Tuesday, April 22, 2003

where do the days go by?

not to sound like david byrne or anything, but how did i get here?

And you may ask yourself
What is that beautiful house?
And you may ask yourself
Where does that highway go?
And you may ask yourself
Am I right?...Am I wrong?
And you may tell yourself
MY GOD!...WHAT HAVE I DONE?


i'm really messed up. i posted something yesterday, but i deleted it after i spent too much time second guessing. it's a question of how much is my business and how much is yours. and even though there are things that i wish i could tell the world, it still doesn't seem right. especially if i have trouble telling whoever the topic of the day is about. it's just complicated.

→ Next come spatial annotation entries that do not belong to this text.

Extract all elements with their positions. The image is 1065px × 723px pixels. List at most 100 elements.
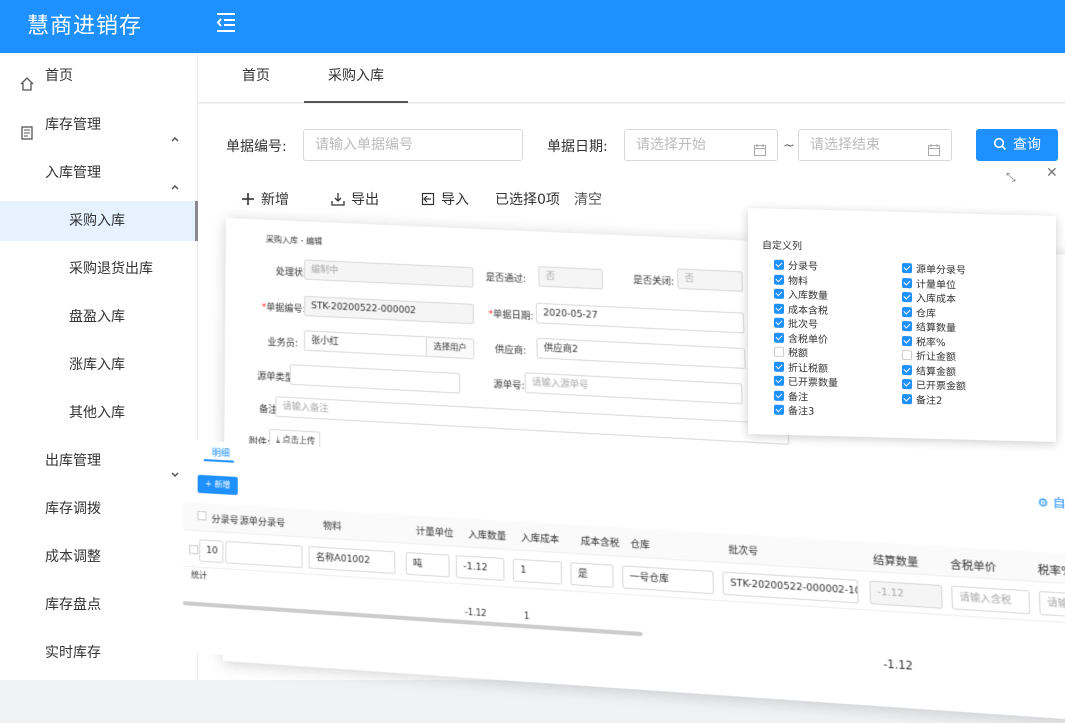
sidebar-item-stocktake[interactable]: 库存盘点 <box>0 585 198 625</box>
form-no-label-text: 单据编号: <box>266 303 306 316</box>
src-no-label: 源单号: <box>493 379 525 392</box>
plus-icon <box>242 193 254 205</box>
column-option-checkbox[interactable] <box>774 361 784 372</box>
query-button[interactable]: 查询 <box>976 129 1058 161</box>
qty-input[interactable]: -1.12 <box>455 555 505 581</box>
tab-purchase-in[interactable]: 采购入库 <box>304 53 408 103</box>
column-option-checkbox[interactable] <box>774 259 784 270</box>
entry-no-input[interactable]: 10 <box>199 539 224 564</box>
column-option-checkbox[interactable] <box>774 288 784 299</box>
sidebar-item-stock-out[interactable]: 出库管理 <box>0 441 198 481</box>
column-option-checkbox[interactable] <box>774 375 784 386</box>
doc-no-input[interactable]: 请输入单据编号 <box>303 129 523 161</box>
sidebar-item-gain-in[interactable]: 涨库入库 <box>0 345 198 385</box>
sidebar-item-purchase-return[interactable]: 采购退货出库 <box>0 249 198 289</box>
column-option-checkbox[interactable] <box>774 274 784 285</box>
status-select[interactable]: 编制中 <box>304 259 474 288</box>
sidebar-item-label: 实时库存 <box>45 645 101 661</box>
detail-add-button[interactable]: + 新增 <box>197 474 238 496</box>
column-option-checkbox[interactable] <box>774 346 784 357</box>
menu-fold-icon[interactable] <box>214 10 238 34</box>
import-button[interactable]: 导入 <box>421 189 469 209</box>
sidebar-item-realtime-stock[interactable]: 实时库存 <box>0 633 198 673</box>
sidebar-item-surplus-in[interactable]: 盘盈入库 <box>0 297 198 337</box>
end-date-input[interactable]: 请选择结束 <box>798 129 952 161</box>
column-option-checkbox[interactable] <box>902 292 912 303</box>
sidebar-item-transfer[interactable]: 库存调拨 <box>0 489 198 529</box>
material-select[interactable]: 名称A01002 <box>308 546 396 575</box>
settle-qty-input[interactable]: -1.12 <box>869 580 943 609</box>
column-option[interactable]: 税额 <box>774 344 808 360</box>
column-option[interactable]: 备注2 <box>902 391 942 407</box>
clerk-input[interactable]: 张小红 选择用户 <box>304 330 475 360</box>
column-option-checkbox[interactable] <box>902 393 912 404</box>
src-type-select[interactable] <box>289 364 461 394</box>
cost-input[interactable]: 1 <box>512 558 563 585</box>
tax-incl-select[interactable]: 是 <box>570 562 614 588</box>
approved-select[interactable]: 否 <box>538 266 604 290</box>
horizontal-scrollbar[interactable] <box>182 601 643 637</box>
column-option-checkbox[interactable] <box>774 332 784 343</box>
collapse-icon[interactable]: ⤡ <box>1006 170 1016 185</box>
col-price: 含税单价 <box>950 559 997 575</box>
column-option-label: 备注2 <box>916 394 943 407</box>
column-option-checkbox[interactable] <box>902 335 912 346</box>
remark-input[interactable]: 请输入备注 <box>275 396 790 445</box>
column-option-checkbox[interactable] <box>902 306 912 317</box>
sidebar-item-inventory[interactable]: 库存管理 <box>0 105 198 145</box>
doc-no-label: 单据编号: <box>226 139 287 155</box>
export-button[interactable]: 导出 <box>331 189 379 209</box>
export-label: 导出 <box>351 192 379 208</box>
form-date-label-text: 单据日期: <box>492 309 534 323</box>
column-option[interactable]: 备注 <box>774 387 808 403</box>
search-icon <box>993 137 1007 151</box>
sidebar-item-cost-adjust[interactable]: 成本调整 <box>0 537 198 577</box>
column-option[interactable]: 仓库 <box>902 304 936 319</box>
sidebar-item-other-in[interactable]: 其他入库 <box>0 393 198 433</box>
sidebar-item-home[interactable]: 首页 <box>0 56 198 96</box>
custom-columns-link[interactable]: ⚙ 自定义列 <box>1037 493 1065 514</box>
src-no-input[interactable]: 请输入源单号 <box>524 372 743 405</box>
sidebar-item-purchase-in[interactable]: 采购入库 <box>0 201 198 241</box>
supplier-select[interactable]: 供应商2 <box>536 337 746 369</box>
column-option-checkbox[interactable] <box>902 263 912 274</box>
add-button[interactable]: 新增 <box>241 189 289 209</box>
form-date-input[interactable]: 2020-05-27 <box>535 302 745 334</box>
column-option-checkbox[interactable] <box>774 404 784 415</box>
row-checkbox[interactable] <box>189 544 199 555</box>
closed-label: 是否关闭: <box>633 275 675 288</box>
column-option-checkbox[interactable] <box>902 321 912 332</box>
clear-link[interactable]: 清空 <box>574 189 602 209</box>
start-date-input[interactable]: 请选择开始 <box>624 129 778 161</box>
tab-home[interactable]: 首页 <box>228 53 284 103</box>
column-option[interactable]: 备注3 <box>774 402 814 418</box>
column-option-checkbox[interactable] <box>902 350 912 361</box>
tax-rate-input[interactable]: 请输入税率 <box>1038 590 1065 621</box>
column-option-checkbox[interactable] <box>774 317 784 328</box>
columns-panel-title: 自定义列 <box>762 240 802 253</box>
column-option-checkbox[interactable] <box>902 379 912 390</box>
unit-select[interactable]: 吨 <box>405 551 450 578</box>
close-icon[interactable]: ✕ <box>1046 165 1058 181</box>
detail-select-all-checkbox[interactable] <box>197 510 207 521</box>
calendar-icon <box>927 138 941 156</box>
form-date-label: *单据日期: <box>488 309 534 323</box>
col-tax-rate: 税率% <box>1037 564 1065 579</box>
warehouse-select[interactable]: 一号仓库 <box>621 565 715 595</box>
sidebar-item-stock-in[interactable]: 入库管理 <box>0 153 198 193</box>
column-option-checkbox[interactable] <box>774 303 784 314</box>
sidebar-item-label: 入库管理 <box>45 165 101 181</box>
price-input[interactable]: 请输入含税 <box>951 585 1031 615</box>
column-option-checkbox[interactable] <box>774 390 784 401</box>
select-user-button[interactable]: 选择用户 <box>425 337 474 359</box>
sidebar-item-label: 盘盈入库 <box>69 309 125 325</box>
column-option-checkbox[interactable] <box>902 364 912 375</box>
batch-input[interactable]: STK-20200522-000002-10 <box>722 571 859 604</box>
sidebar-item-label: 库存管理 <box>45 117 101 133</box>
tab-detail[interactable]: 明细 <box>212 445 230 459</box>
closed-select[interactable]: 否 <box>676 268 744 292</box>
column-option-checkbox[interactable] <box>902 277 912 288</box>
column-option[interactable]: 物料 <box>774 271 808 287</box>
form-no-input[interactable]: STK-20200522-000002 <box>304 295 474 325</box>
src-entry-input[interactable] <box>225 540 303 569</box>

when i'm upset with people, or frustrated, or bothered by people, i have this weird habit of writing them a letter. i say everything that's on my mind whether it's nice or not nice or crazy or sane. and i really do feel better about it later. just with this, i've written like a zillion letters and it keeps coming back. i'm sure i could write a zillion more letters too, but deep down i know the reality is that letters aren't going to make everything better.

i hope i never made the comment as to how this blog was going to be all serious and academic and political. it's 100% personal. pure raw emotion, straight from the woman who seems to be oozing estrogen lately.

i should be really happy b/c i got two job interviews lined up. i should be really happy b/c i'll be out of here in two weeks.

but i'm not.

i let other, less important things drive me insane.

if anyone wants two 15th row seats to saturday night's matchbox twenty/sugar ray show, i have some available. really cheap.